Bürgerversammlung entscheidet am 10. Juni
Die Exekutive der 26’500 Einwohner zählenden Rosenstadt wird die Initiative ohne Gegenvorschlag der Bürgerversammlung vom 10. Juni zur Abstimmung vorlegen. Das Volksbegehren sei nicht ausgewogen, findet der Stadtrat. Das mit 36 Mitgliedern zu besetzende Parlament ist nach Ansicht der Exekutive «überdimensioniert».
Erfahrungen aus anderen Städten mit Parlamenten zeigten, dass es schwierig sei, genügend geeignete Kandidaten und Kandidatinnen zu finden. Ausser in Rorschach ist dieses Problem aber in den letzten Jahren in keinem anderen Ostschweizer Stadtparlament aufgetreten.
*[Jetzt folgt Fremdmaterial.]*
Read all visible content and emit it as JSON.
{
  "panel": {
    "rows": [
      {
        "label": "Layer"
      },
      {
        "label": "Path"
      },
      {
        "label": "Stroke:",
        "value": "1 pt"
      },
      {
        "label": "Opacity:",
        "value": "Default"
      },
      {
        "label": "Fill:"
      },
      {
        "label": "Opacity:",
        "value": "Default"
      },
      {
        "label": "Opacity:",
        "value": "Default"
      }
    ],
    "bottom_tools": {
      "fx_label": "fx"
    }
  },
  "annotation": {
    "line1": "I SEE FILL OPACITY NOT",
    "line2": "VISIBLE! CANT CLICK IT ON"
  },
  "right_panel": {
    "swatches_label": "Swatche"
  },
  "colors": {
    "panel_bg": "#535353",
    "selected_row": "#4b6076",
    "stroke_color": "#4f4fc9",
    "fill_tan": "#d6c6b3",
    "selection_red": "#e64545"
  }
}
Ein weiterer Punkt, warum der Stadtrat von Rapperswil-Jona, der zweitgrössten Stadt im Kanton St.Gallen, den Parlamentsbetrieb ablehnt, ist die Befürchtung, dass dadurch seine finanzielle Handlungsfähigkeit eingeschränkt würde. Laut dem Initiativtext müssten dem Parlament unverhältnismässig viele Vorlagen unterbreitet werden, weil die Finanzkompetenzen des Stadtrats zu tief angesetzt sei.
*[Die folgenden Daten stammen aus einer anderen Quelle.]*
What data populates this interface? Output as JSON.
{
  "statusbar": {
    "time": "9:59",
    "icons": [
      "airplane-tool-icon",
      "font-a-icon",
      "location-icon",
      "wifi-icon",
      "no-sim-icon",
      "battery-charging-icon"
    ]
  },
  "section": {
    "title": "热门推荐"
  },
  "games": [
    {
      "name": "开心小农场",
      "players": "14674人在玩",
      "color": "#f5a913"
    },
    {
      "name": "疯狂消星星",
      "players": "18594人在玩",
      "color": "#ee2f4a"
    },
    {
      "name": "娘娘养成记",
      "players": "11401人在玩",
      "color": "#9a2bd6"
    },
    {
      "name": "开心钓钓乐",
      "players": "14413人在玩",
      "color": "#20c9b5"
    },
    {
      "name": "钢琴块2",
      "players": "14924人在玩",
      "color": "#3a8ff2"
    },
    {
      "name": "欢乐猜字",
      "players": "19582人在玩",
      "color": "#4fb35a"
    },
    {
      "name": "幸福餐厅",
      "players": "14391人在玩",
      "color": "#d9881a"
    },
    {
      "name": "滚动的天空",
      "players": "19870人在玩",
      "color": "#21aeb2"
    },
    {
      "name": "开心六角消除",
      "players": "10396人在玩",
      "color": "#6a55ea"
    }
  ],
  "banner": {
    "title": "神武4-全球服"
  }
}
Stadtforum anstatt Stadtparlament
Statt einen Parlamentsbetrieb einführen, will die Stadtregierung an der Bürgerversammlung und am Stadtforum in Rapperswil-Jona festhalten. Diese Institutionen hätten sich bewährt. Das Stadtforum wurde nach der Fusion von Rapperswil mit Jona im Jahr 2007 eingeführt. Es vertritt verschiedene Interessengruppen, die Parteien und die Quartiere. Das Forum hat aber weniger Kompetenzen als ein Parlament.
Der Stadtrat ist jedoch überzeugt, dass mit dieser Einrichtung für die Bevölkerung genügend Partizipationsmöglichkeiten geschaffen worden seien. Das Forum trage wesentlich zur Meinungsbildung und Entscheidungsfindung der Exekutive bei, heisst es seitens der Stadtregierung.
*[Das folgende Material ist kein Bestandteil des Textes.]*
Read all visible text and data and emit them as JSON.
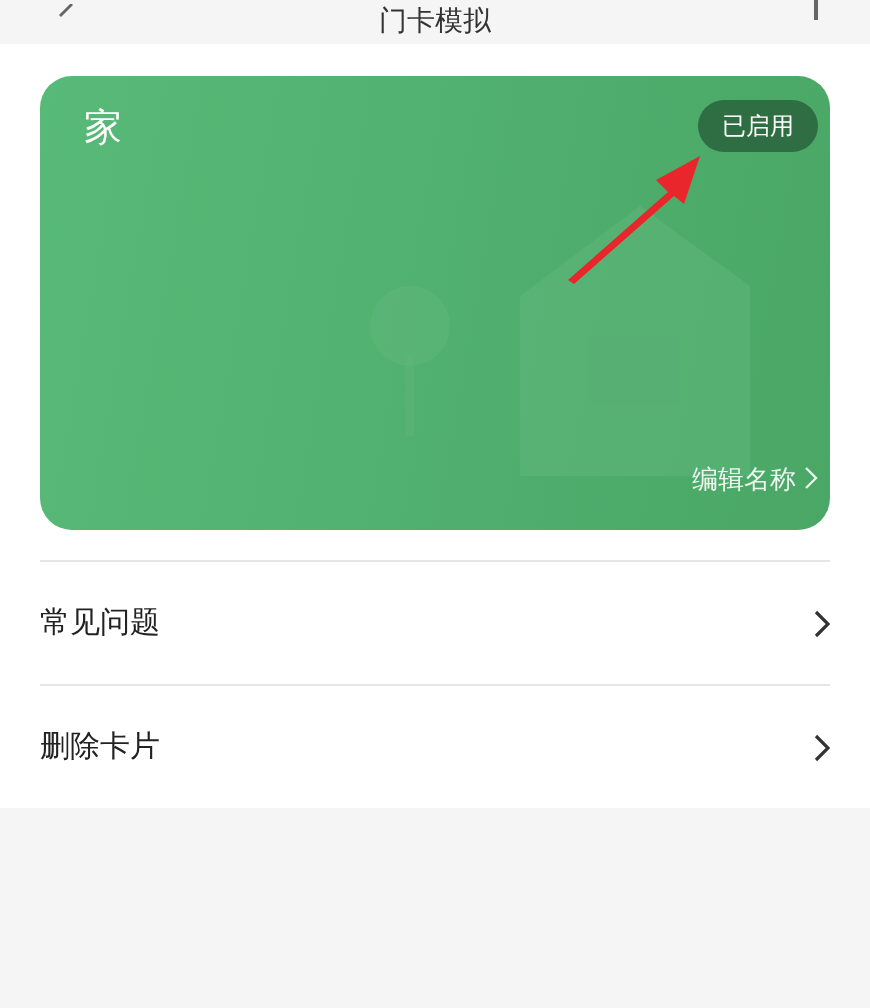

Das Initiativ-Komitee wirft dem Stadtrat «fehlenden Mut» zu einer echten Strukturreform vor. Wegen der Bedenken über die Grösse und die Kompetenz des vorgeschlagenen Stadtparlaments hätte der Stadtrat ja einen Gegenvorschlag ausarbeiten können, meinen die Initianten.
Nur Rorschach schaffte Stadtparlament ab
Ausschlaggebend für die Einführung eines kommunalen Parlaments ist die Entwicklung bei den Einwohnerzahlen. So wurde nach einem stetigen Wachstum in Gossau (17’500 Einwohner) 2001 das Parlament eingeführt. In Rorschach hingegen (8’600 Einwohner) wurde es nach anhaltendem Abwärtstrend 2004 nach 95 Jahren abgeschafft.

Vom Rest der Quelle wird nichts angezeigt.